Promenades avec Robert Walser, Carl Seelig

1936 : Robert Walser est interné dans la maison de santé cantonale d’Herisau (il se trouve depuis 1933, après avoir passé quatre ans à la Waldau), où il mourra en 1956, au cours d’une de ses promenades dans la neige. Carl Seelig, journaliste et écrivain, ami des écrivains et brave homme, entre en contact avec Walser et commence ses visites qui s’accompagnent inévitablement de marches, souvent longues dans la montagne et les villes environnantes.
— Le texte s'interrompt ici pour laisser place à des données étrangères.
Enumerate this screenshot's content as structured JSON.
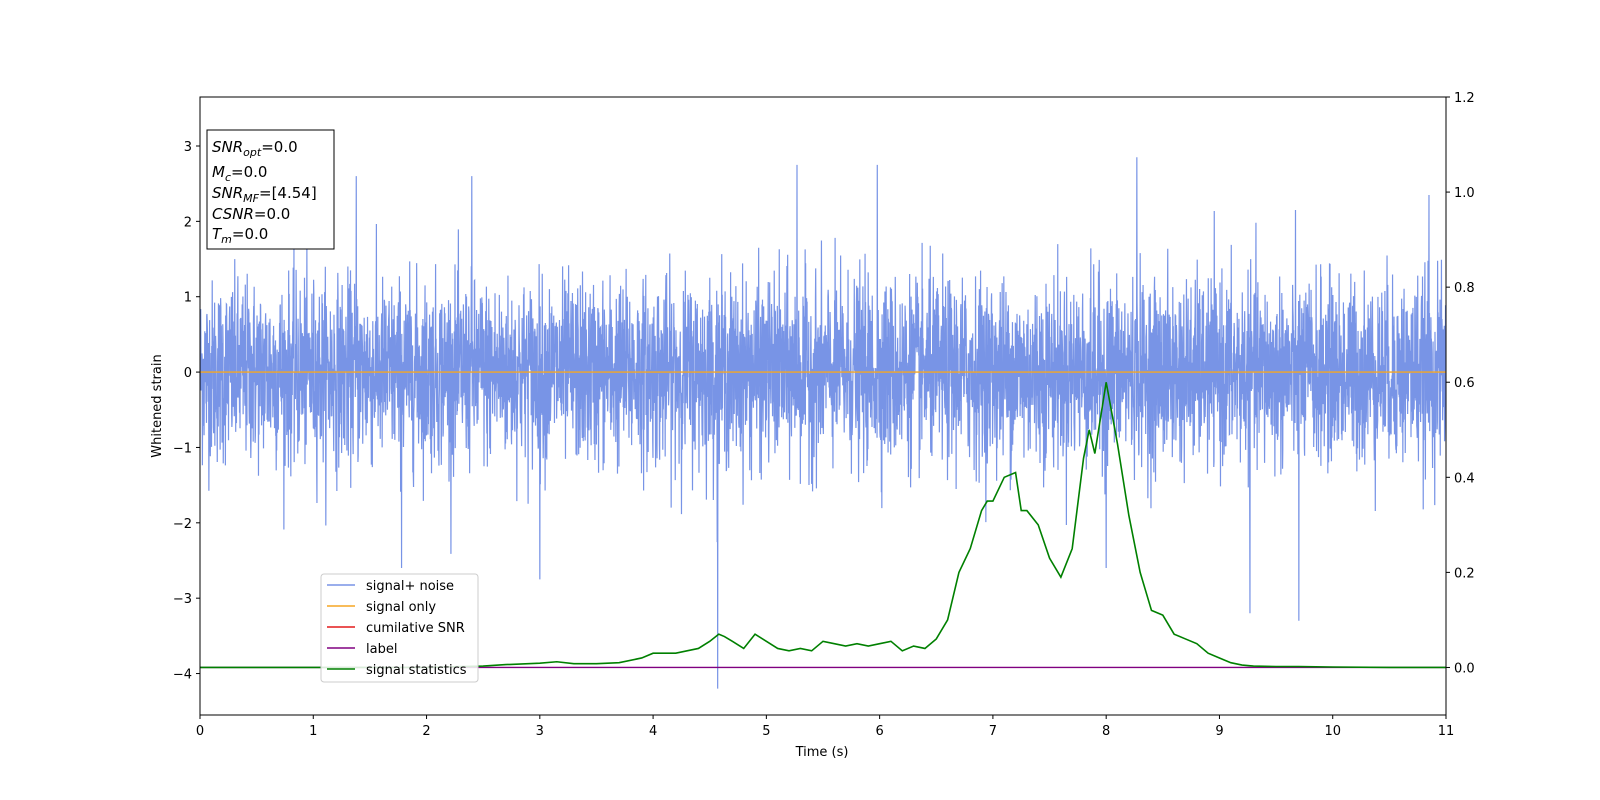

Ce sont ces promenades qu’il narre dans ce livre-hommage, un ouvrage précieux en ce qu’il rend compte des vingt dernières années de la vie du poète, et sans lequel on ne saurait rien sur cette période pendant laquelle l’écrivain dit ne plus écrire. En réalité, il ne dit pas tout à fait la vérité, car on retrouvera après sa mort des morceaux de papier noircis au crayon, d’une écriture microscopique, qui demandera des mois de déchiffrage à celui qui décidera de se consacrer à la publication de ces textes fragmentaires (ou non). Ces « microgrammes » sont donc les derniers écrits de Walser, publiés sous le titre Le Territoire du crayon, mais là n’est pas la question et nous nous égarons déjà, à peine commencée cette chronique du livre de Seelig.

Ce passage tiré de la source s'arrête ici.